Docento.app Logo
Docento.app
All Posts

PDF/A Explained: The Archival Format for Long-Term Storage

April 14, 2026·6 min read

Most PDFs you create are designed to be useful next week. PDF/A is for documents that need to be useful in 50 years. The "A" stands for archival, and the format is the difference between a tax record that opens cleanly in 2076 and one that needs forensic recovery to even render.

What problem PDF/A solves

A regular PDF can:

  • Reference external fonts that may not exist on a future system.
  • Embed videos in formats that future readers can't play.
  • Run JavaScript whose runtime is long gone.
  • Use compression algorithms that have been deprecated.
  • Link to online resources that have moved or vanished.

Each of these is fine for a document you'll read this year. None of them are fine for a document you need to read 30 years from now.

PDF/A locks down everything that depends on the world outside the file. The result: a self-contained, deterministic document that should render identically forever.

The PDF/A rules

A PDF/A file must:

  • Embed all fonts the document uses. No font lookups on render.
  • Avoid JavaScript entirely.
  • Avoid encryption. Archives need to be readable; encryption keys may be lost over decades.
  • Avoid external references. Hyperlinks to files or URLs are allowed but external content cannot be required.
  • Avoid audio and video. Media formats become unsupported.
  • Use device-independent colour. ICC profiles, not raw RGB.
  • Include accessibility tags (in PDF/A-1a and stricter versions).
  • Include metadata in XMP format for discoverability.

The result is a slightly larger but fully self-contained file.

The PDF/A flavours

PDF/A has multiple "conformance levels," and they're confusing. Here's the practical map:

  • PDF/A-1a: strictest. Embedded fonts, accessibility tags, structured content. Right choice for documents that need both archival and accessibility (most public-sector requirements).
  • PDF/A-1b: less strict. Embedded fonts, no accessibility requirement.
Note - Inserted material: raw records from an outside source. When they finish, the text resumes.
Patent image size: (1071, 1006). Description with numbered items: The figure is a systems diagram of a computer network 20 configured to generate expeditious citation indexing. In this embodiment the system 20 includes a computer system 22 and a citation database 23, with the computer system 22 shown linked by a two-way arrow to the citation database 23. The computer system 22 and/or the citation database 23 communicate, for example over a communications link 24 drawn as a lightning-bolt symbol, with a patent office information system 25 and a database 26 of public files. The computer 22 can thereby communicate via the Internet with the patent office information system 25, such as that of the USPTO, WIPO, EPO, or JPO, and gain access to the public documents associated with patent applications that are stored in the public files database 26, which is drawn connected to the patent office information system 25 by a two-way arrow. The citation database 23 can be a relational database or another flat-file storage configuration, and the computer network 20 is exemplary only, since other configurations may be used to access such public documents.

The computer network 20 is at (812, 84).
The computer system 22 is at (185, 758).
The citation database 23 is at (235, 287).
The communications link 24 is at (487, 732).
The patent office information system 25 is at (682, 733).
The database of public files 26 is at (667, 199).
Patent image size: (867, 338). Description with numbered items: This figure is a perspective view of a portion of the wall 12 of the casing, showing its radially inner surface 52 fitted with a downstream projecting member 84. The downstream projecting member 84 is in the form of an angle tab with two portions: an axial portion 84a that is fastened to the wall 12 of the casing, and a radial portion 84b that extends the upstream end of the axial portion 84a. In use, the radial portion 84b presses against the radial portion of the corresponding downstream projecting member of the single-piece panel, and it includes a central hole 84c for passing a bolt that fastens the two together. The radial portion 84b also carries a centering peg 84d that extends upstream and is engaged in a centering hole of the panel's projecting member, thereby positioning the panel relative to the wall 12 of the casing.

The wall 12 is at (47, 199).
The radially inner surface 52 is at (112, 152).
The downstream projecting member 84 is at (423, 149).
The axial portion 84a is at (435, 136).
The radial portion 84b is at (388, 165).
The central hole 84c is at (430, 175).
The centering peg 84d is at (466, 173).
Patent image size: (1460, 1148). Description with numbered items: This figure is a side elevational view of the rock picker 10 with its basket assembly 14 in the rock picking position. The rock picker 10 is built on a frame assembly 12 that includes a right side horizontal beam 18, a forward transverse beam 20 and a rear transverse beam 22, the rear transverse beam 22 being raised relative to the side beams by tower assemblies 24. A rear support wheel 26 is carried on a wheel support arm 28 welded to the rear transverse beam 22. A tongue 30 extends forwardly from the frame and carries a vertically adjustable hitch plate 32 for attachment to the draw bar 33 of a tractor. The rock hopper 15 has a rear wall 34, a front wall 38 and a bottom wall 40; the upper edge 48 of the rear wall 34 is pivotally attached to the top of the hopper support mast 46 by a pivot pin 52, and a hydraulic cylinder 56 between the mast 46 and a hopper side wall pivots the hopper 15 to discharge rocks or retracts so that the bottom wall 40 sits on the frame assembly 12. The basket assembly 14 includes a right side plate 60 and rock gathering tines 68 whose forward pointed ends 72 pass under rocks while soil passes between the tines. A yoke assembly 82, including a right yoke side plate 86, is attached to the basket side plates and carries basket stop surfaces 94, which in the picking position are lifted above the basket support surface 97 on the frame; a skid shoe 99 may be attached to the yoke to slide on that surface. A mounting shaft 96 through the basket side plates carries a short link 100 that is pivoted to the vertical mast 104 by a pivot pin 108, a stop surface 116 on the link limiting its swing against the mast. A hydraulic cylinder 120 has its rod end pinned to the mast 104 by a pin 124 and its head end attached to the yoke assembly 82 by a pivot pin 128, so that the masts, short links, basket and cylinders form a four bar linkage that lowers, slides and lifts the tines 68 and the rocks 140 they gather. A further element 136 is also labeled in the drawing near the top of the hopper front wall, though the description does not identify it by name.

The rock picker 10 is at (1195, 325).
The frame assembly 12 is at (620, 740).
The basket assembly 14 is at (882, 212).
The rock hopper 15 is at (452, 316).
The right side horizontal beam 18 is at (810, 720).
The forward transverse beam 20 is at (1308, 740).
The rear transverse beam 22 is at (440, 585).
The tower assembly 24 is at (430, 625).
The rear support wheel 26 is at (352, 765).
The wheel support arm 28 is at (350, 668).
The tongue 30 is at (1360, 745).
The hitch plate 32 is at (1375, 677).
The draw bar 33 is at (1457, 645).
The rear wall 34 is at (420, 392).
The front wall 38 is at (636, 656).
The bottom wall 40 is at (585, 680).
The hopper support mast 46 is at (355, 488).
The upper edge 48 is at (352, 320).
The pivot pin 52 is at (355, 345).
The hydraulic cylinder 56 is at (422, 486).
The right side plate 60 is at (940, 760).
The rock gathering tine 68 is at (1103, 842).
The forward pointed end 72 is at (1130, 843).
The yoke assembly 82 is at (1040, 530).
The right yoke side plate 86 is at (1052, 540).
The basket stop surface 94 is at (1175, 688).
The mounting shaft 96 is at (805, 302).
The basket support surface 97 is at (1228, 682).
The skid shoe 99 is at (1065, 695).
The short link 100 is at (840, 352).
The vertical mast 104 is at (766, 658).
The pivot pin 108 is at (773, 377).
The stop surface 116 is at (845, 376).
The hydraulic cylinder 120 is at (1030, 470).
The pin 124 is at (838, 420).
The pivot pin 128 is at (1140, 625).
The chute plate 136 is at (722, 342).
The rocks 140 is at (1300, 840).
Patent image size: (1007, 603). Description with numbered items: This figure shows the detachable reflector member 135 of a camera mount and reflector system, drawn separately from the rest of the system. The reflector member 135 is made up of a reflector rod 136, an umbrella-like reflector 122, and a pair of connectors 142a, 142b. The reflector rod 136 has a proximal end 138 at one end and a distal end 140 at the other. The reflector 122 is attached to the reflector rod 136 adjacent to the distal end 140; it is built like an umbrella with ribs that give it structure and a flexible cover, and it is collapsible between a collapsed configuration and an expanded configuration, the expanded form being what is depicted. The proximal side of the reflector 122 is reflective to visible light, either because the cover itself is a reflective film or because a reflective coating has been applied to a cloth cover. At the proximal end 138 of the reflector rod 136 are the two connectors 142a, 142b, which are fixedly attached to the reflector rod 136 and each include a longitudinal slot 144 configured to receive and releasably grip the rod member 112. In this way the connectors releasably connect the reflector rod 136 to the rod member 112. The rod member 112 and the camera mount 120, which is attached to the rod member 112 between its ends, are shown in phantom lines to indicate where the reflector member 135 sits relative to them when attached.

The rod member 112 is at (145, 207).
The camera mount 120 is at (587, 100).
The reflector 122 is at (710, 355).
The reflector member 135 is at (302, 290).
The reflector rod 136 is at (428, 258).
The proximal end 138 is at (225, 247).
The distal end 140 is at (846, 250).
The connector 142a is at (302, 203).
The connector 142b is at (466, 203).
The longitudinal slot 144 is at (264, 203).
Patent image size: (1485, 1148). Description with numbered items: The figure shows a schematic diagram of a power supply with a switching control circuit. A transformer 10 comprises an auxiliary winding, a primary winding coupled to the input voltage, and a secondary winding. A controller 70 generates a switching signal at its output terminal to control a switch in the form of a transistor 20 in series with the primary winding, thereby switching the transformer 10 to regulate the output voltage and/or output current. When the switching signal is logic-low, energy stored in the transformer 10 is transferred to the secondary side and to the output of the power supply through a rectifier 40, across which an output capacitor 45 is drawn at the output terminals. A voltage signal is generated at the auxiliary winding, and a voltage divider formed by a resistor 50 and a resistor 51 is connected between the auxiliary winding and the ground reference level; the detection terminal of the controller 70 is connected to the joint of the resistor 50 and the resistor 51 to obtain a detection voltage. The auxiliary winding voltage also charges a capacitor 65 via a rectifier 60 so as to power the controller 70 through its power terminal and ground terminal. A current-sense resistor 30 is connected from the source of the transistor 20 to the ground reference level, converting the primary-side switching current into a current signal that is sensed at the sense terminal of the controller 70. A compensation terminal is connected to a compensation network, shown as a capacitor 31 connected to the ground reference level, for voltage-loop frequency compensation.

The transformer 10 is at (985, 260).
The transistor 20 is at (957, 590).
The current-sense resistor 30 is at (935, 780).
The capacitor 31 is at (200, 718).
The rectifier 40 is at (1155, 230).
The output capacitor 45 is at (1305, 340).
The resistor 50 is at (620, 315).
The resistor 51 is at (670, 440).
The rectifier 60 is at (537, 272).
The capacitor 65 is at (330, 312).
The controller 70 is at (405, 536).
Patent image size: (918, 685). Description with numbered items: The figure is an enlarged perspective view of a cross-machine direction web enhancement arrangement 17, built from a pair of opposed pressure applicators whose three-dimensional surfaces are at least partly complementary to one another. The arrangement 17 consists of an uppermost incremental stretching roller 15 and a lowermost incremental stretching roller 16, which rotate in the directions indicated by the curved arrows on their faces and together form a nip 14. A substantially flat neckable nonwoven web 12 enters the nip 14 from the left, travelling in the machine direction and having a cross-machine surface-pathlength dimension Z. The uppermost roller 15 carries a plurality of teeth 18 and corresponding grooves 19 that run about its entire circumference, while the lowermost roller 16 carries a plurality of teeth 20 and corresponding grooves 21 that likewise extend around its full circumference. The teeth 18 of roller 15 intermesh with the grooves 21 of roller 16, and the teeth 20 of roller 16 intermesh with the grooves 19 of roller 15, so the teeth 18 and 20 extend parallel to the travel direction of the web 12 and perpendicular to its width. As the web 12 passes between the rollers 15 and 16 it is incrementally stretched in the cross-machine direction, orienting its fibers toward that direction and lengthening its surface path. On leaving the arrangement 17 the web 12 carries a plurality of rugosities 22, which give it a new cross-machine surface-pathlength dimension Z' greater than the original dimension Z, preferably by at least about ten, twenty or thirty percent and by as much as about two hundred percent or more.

Right choice when the source isn't tagged but you still want archival fidelity.
  • PDF/A-2: extends PDF/A-1 with JPEG2000 image support, transparency, layers.
  • PDF/A-3: PDF/A-2 plus the ability to embed any file as an attachment. Used for invoices that bundle a machine-readable XML.
  • PDF/A-4: published 2020, simplifies the conformance levels and keeps PDF/A in sync with PDF 2.0.

For most users: PDF/A-2b or PDF/A-2u is a sensible default. PDF/A-1a is required for legal/government compliance.

When to use PDF/A

Required:

  • Legal records in many jurisdictions.
  • Tax filings (some authorities require PDF/A specifically).
  • Government correspondence archives.
  • Court submissions in some regions.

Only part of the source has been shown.